I asked for a blackboard in my classroom, and they gave me a whiteboard. Urgh. Squeaky plastic and smelly markers. I hate it.

I painted it with blackboard paint and bought a box of chalk off of some website called Wish. They sent me a free gift. They said it was a relaxing massage toy, but it looks like a rubber cock to me.

Anyway, I like the chalk. It has a smell and a texture. It scratches against the board, and the sound reminds me of charcoal on slate, of the smell of wood smoke and, so long ago that it doesn’t make sense to call it historical, composition, words never heard before being made. It’s the first thing I really remember.

Whatever the legends say, I’m pretty sure that’s where I became – well, me. When language was born. Language in the sense you use it now is fundamentally intertwined with mortal consciousness – I’m not sure where one begins and the other ends. And before anyone starts mumbling at me about different types of languages, I’m talking about me. My gig is words, and I fully accept there are different types of language. It’s entirely possible Urania was there the first time someone tried to decide how to distribute thirteen fruits among four children and invented division. You’d have to ask her.

There’s no contradiction in the stories. To say that memory is the mother of language is a tautology. Understanding the world is all about remembering and recognising patterns, and using patterns to communicate is the basic definition of language.

And Zeus? Well, he’s the spark. No pun intended. Though I’m not sure he understands quite what the Muses have become over the centuries. I mean, he ordered us back to Earth as if we weren’t always here.

There is a fundamental difference between Gods and Muses that I am not really sure Father dearest has grasped.

(Yes, another post bashing Zeus. Sue me. My lawyer is Demeter. Well probably, she might have had enough of me after the recent…incident).

As I was saying…there is a fundamental difference, and it is culture.

Ok, that sounds a lot like I’m throwing shade, and I am, but not in the way you think.

Look – Gods are, in essence, personifications of some aspect of the world or some function of society. You have Hermes. He’s the messenger. Athena the warrior. Artemis the huntress. Chloris. Dinlas…uh…Eros, I guess, but he’s having a rough couple of millennia. Poseidon gives sailors a frame to understand the sea. And so on.

You have Zeus and Hera – calling them the Father and Mother is no coincidence. Zeus is the beard in the sky, what the kids these days call patriarchal authority personified. He punishes – and chooses favourites. Not as much punishment as the old days, we clearly have a kinder, mellower Zeus around.

I’m not going to start rambling about power structures, I promise. Or not today. The point is that they are representations, or personifications. Their gift to humans is that they show them how to be whatever they are. Athena shows how to be a great warrior – and that means different things in different contexts.

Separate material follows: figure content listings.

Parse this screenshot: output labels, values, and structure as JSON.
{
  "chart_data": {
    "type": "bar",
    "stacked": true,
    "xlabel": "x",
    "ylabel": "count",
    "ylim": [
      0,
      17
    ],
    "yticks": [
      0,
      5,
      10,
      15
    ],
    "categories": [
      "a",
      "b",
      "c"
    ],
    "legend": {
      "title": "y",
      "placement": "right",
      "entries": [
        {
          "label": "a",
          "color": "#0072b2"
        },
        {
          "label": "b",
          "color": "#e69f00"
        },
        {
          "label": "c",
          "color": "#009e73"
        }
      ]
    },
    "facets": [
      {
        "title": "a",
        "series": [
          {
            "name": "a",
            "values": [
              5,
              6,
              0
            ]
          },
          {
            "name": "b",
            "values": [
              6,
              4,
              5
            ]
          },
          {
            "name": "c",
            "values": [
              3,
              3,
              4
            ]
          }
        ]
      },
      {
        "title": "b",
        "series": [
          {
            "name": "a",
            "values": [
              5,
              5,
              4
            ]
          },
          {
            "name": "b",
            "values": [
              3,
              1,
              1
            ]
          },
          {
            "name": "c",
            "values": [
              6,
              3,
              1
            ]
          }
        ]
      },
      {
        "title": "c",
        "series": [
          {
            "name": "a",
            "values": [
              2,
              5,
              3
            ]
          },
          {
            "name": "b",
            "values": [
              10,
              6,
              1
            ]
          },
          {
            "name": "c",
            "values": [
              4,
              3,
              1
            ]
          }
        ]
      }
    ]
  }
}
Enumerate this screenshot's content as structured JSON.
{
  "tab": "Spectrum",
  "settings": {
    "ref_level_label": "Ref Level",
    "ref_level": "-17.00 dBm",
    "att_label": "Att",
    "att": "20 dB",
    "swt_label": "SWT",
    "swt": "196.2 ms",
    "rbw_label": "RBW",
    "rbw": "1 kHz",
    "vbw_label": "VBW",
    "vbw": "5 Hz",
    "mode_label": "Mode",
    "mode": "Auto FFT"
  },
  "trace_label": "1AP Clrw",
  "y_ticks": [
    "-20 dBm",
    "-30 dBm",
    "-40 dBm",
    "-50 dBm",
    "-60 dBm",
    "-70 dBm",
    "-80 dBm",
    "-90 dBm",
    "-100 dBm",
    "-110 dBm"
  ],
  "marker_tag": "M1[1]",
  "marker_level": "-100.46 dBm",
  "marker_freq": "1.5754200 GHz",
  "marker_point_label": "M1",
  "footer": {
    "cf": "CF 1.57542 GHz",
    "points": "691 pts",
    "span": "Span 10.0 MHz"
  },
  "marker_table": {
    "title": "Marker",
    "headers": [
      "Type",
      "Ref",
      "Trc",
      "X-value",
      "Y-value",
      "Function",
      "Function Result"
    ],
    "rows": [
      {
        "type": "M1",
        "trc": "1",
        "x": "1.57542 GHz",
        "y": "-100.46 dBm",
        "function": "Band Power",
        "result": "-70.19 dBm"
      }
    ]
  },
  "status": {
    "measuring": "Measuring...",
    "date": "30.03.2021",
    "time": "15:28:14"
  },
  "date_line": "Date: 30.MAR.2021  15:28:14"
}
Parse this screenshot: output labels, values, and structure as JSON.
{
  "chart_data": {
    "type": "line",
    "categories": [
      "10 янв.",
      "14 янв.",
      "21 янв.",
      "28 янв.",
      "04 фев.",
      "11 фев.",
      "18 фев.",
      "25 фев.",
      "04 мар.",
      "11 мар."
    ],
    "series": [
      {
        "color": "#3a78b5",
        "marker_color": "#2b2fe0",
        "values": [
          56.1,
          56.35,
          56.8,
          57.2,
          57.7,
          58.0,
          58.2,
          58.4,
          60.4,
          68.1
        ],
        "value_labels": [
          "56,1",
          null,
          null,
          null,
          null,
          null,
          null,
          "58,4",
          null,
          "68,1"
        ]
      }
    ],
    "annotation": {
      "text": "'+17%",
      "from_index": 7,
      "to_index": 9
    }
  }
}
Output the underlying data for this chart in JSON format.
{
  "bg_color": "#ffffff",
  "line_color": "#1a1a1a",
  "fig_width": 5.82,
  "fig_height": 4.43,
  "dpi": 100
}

A personification is an example. A demonstration. How do you be this, how do you do that, how do you love, hate, what does this sort of perfection look like, how is that sort of value expressed.

Gods show mortals how to be like them. Want to be a warrior? Shrine of Athena, on the left, here’s some stories, here are the virtues you embody.

But muses aren’t like that.

We are inspirations. We aren’t a creature whose exploits provide an exemplar of some virtue (or vice, for that matter) as some sort of object lesson for mortals.

Muses help mortals to be something new.

And oh my, have you become something new.

And that is where culture comes from. And for a few thousand years, you’ve been busily doing that with a bit of nudging here and there from the muses – I mean look at Urania, she’s happy as a clam. Designing spacecraft! I mean sure, why not? The logical extension of astronomy is to go have a good look close up.

And that’s the other secret. Culture isn’t a gift you can give, it’s a structure. It’s built, word on word and idea on idea. You can give them an idea, inspire them to gaze at the stars – but it’s a thousand steps later that a foot lands on the moon. And muses don’t take those steps.

We hold your hands while you do it yourselves.